Des comédies sur l’univers du sport, il s’en tente de plus en plus ces derniers temps… avec des résultats très variables. The Rebels, Sin City Saints, et maintenant Ballers, les exemples en environ deux ans se sont multipliés, et on est désormais loin d’Arli$$ comme seule proposition sur le thème. Un nombre croissant de séries américaines s’intéressent aux coulisses du sport, et mettent en scène toujours plus d’agents, de managers, d’entraîneurs, de propriétaires d’équipe et ainsi de suite. La dimension « business » des comédies de sport est plus détaillée à chaque nouvelle série, réussie ou non, et désormais pour se faire une idée du fonctionnement de cet univers, il n’y a pas besoin de chercher très loin.
Mais cette dimension en efface encore bien souvent beaucoup d’autres. Pour toutes les fois où une série nous a raconté (ou a essayé de nous raconter) les rouages financiers qui font et défont les équipes les équipes, et dont dépend forcément la vie des joueurs, peu de ces séries ont eu la franchise de nous parler de la dimension sociale de ces mécanismes. Survivor’s Remorse est cette exception.

Dans Survivor’s Remorse, ce n’est pas que le sport soit un prétexte ; c’est qu’il est un catalyseur. La série commence alors que Cam Calloway, joueur issu des bas-fonds de Boston, vient de signer un contrat professionnel pour intégrer la prestigieuse équipe d’Atlanta.
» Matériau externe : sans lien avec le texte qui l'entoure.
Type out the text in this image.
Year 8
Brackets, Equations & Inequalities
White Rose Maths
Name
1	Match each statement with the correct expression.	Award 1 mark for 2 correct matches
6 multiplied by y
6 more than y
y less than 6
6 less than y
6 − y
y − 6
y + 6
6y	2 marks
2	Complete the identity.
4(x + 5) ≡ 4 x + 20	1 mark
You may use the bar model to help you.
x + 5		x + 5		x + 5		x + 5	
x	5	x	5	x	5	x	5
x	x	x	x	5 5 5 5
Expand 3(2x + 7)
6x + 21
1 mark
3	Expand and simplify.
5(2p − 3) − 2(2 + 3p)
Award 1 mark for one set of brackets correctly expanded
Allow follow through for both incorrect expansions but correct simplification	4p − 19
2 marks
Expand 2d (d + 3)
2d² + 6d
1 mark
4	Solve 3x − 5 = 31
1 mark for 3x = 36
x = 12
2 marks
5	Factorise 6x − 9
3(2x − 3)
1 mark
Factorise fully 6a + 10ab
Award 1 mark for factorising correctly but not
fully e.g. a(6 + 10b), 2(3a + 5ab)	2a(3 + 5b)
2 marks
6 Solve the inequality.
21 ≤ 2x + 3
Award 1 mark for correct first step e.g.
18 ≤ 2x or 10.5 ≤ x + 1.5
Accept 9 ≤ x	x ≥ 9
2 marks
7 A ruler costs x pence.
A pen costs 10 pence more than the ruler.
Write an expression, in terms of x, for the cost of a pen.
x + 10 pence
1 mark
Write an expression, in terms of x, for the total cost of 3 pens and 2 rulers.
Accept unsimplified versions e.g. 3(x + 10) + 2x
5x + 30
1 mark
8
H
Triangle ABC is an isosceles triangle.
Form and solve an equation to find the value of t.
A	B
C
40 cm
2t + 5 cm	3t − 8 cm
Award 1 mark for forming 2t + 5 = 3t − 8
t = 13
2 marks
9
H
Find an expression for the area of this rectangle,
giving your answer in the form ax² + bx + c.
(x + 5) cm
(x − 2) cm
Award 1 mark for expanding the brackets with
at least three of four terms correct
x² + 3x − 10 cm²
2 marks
A la clé : un contrat en or massif.
Dans ses bagages, il emmène son cousin, Reggie, qui est également son manager ; sa grande sœur, M-Chuck, une grande gueule à laquelle il doit beaucoup ; son oncle Julius, un branleur qui a hâte de profiter de la belle vie ; et sa mère, Cassie, une femme parfois étouffante mais qui exige toujours le meilleur de son fils ; mais surtout, il a emmené son passé avec lui.
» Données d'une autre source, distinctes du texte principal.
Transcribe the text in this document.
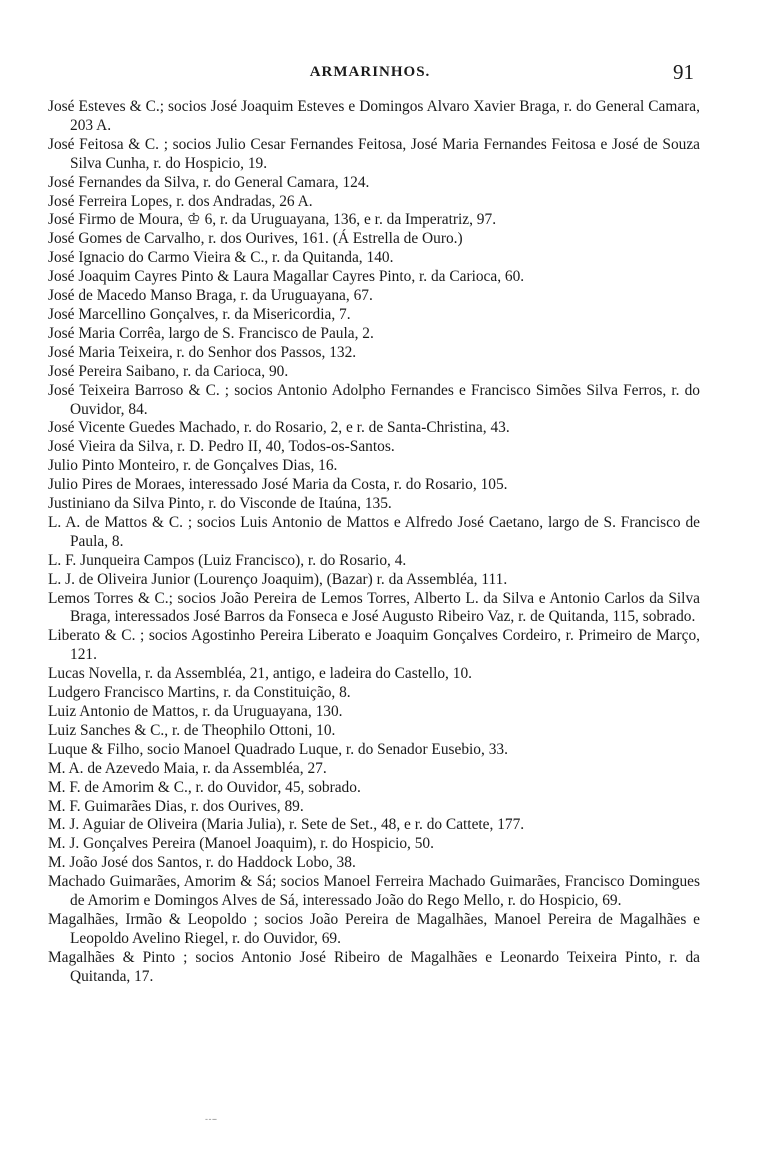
ARMARINHOS.	91

José Esteves & C.; socios José Joaquim Esteves e Domingos Alvaro Xavier Braga, r. do General Camara, 203 A.

José Feitosa & C. ; socios Julio Cesar Fernandes Feitosa, José Maria Fernandes Feitosa e José de Souza Silva Cunha, r. do Hospicio, 19.

José Fernandes da Silva, r. do General Camara, 124.

José Ferreira Lopes, r. dos Andradas, 26 A.

José Firmo de Moura, ♔ 6, r. da Uruguayana, 136, e r. da Imperatriz, 97.

José Gomes de Carvalho, r. dos Ourives, 161. (Á Estrella de Ouro.)

José Ignacio do Carmo Vieira & C., r. da Quitanda, 140.

José Joaquim Cayres Pinto & Laura Magallar Cayres Pinto, r. da Carioca, 60.

José de Macedo Manso Braga, r. da Uruguayana, 67.

José Marcellino Gonçalves, r. da Misericordia, 7.

José Maria Corrêa, largo de S. Francisco de Paula, 2.

José Maria Teixeira, r. do Senhor dos Passos, 132.

José Pereira Saibano, r. da Carioca, 90.

José Teixeira Barroso & C. ; socios Antonio Adolpho Fernandes e Francisco Simões Silva Ferros, r. do Ouvidor, 84.

José Vicente Guedes Machado, r. do Rosario, 2, e r. de Santa-Christina, 43.

José Vieira da Silva, r. D. Pedro II, 40, Todos-os-Santos.

Julio Pinto Monteiro, r. de Gonçalves Dias, 16.

Julio Pires de Moraes, interessado José Maria da Costa, r. do Rosario, 105.

Justiniano da Silva Pinto, r. do Visconde de Itaúna, 135.

L. A. de Mattos & C. ; socios Luis Antonio de Mattos e Alfredo José Caetano, largo de S. Francisco de Paula, 8.

L. F. Junqueira Campos (Luiz Francisco), r. do Rosario, 4.

L. J. de Oliveira Junior (Lourenço Joaquim), (Bazar) r. da Assembléa, 111.

Lemos Torres & C.; socios João Pereira de Lemos Torres, Alberto L. da Silva e Antonio Carlos da Silva Braga, interessados José Barros da Fonseca e José Augusto Ribeiro Vaz, r. de Quitanda, 115, sobrado.

Liberato & C. ; socios Agostinho Pereira Liberato e Joaquim Gonçalves Cordeiro, r. Primeiro de Março, 121.

Lucas Novella, r. da Assembléa, 21, antigo, e ladeira do Castello, 10.

Ludgero Francisco Martins, r. da Constituição, 8.

Luiz Antonio de Mattos, r. da Uruguayana, 130.

Luiz Sanches & C., r. de Theophilo Ottoni, 10.

Luque & Filho, socio Manoel Quadrado Luque, r. do Senador Eusebio, 33.

M. A. de Azevedo Maia, r. da Assembléa, 27.

M. F. de Amorim & C., r. do Ouvidor, 45, sobrado.

M. F. Guimarães Dias, r. dos Ourives, 89.

M. J. Aguiar de Oliveira (Maria Julia), r. Sete de Set., 48, e r. do Cattete, 177.

M. J. Gonçalves Pereira (Manoel Joaquim), r. do Hospicio, 50.

M. João José dos Santos, r. do Haddock Lobo, 38.

Machado Guimarães, Amorim & Sá; socios Manoel Ferreira Machado Guimarães, Francisco Domingues de Amorim e Domingos Alves de Sá, interessado João do Rego Mello, r. do Hospicio, 69.

Magalhães, Irmão & Leopoldo ; socios João Pereira de Magalhães, Manoel Pereira de Magalhães e Leopoldo Avelino Riegel, r. do Ouvidor, 69.

Magalhães & Pinto ; socios Antonio José Ribeiro de Magalhães e Leonardo Teixeira Pinto, r. da Quitanda, 17.

- - ‑‑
Et Cam est hanté par l’idée de « rendre ». Survivor’s Remorse est, comme son titre pouvait l’indiquer, bien plus qu’un simple Entourage du sport : profiter du privilège nouvellement acquis de la richesse et de la célébrité n’est pas une fin en soi. Cam veut faire passer à d’autres les bonnes grâces qui lui sont désormais délivrées ; il veut partager ce qu’il estime être une chance, et pas juste l’accomplissement de son travail.

Alors qu’a commencé hier soir la saison 2 de Survivor’s Remorse, que vous n’avez pas regardée, je peux le sentir depuis mon côté de l’écran, je me suis dit que j’allais vous pousser au train en vous racontant pourquoi Survivor’s Remorse est l’une des meilleures comédies ayant démarré l’an dernier. Si je m’y prends bien, peut-être que vous allez utiliser la fin de votre weekend pour réparer votre erreur ?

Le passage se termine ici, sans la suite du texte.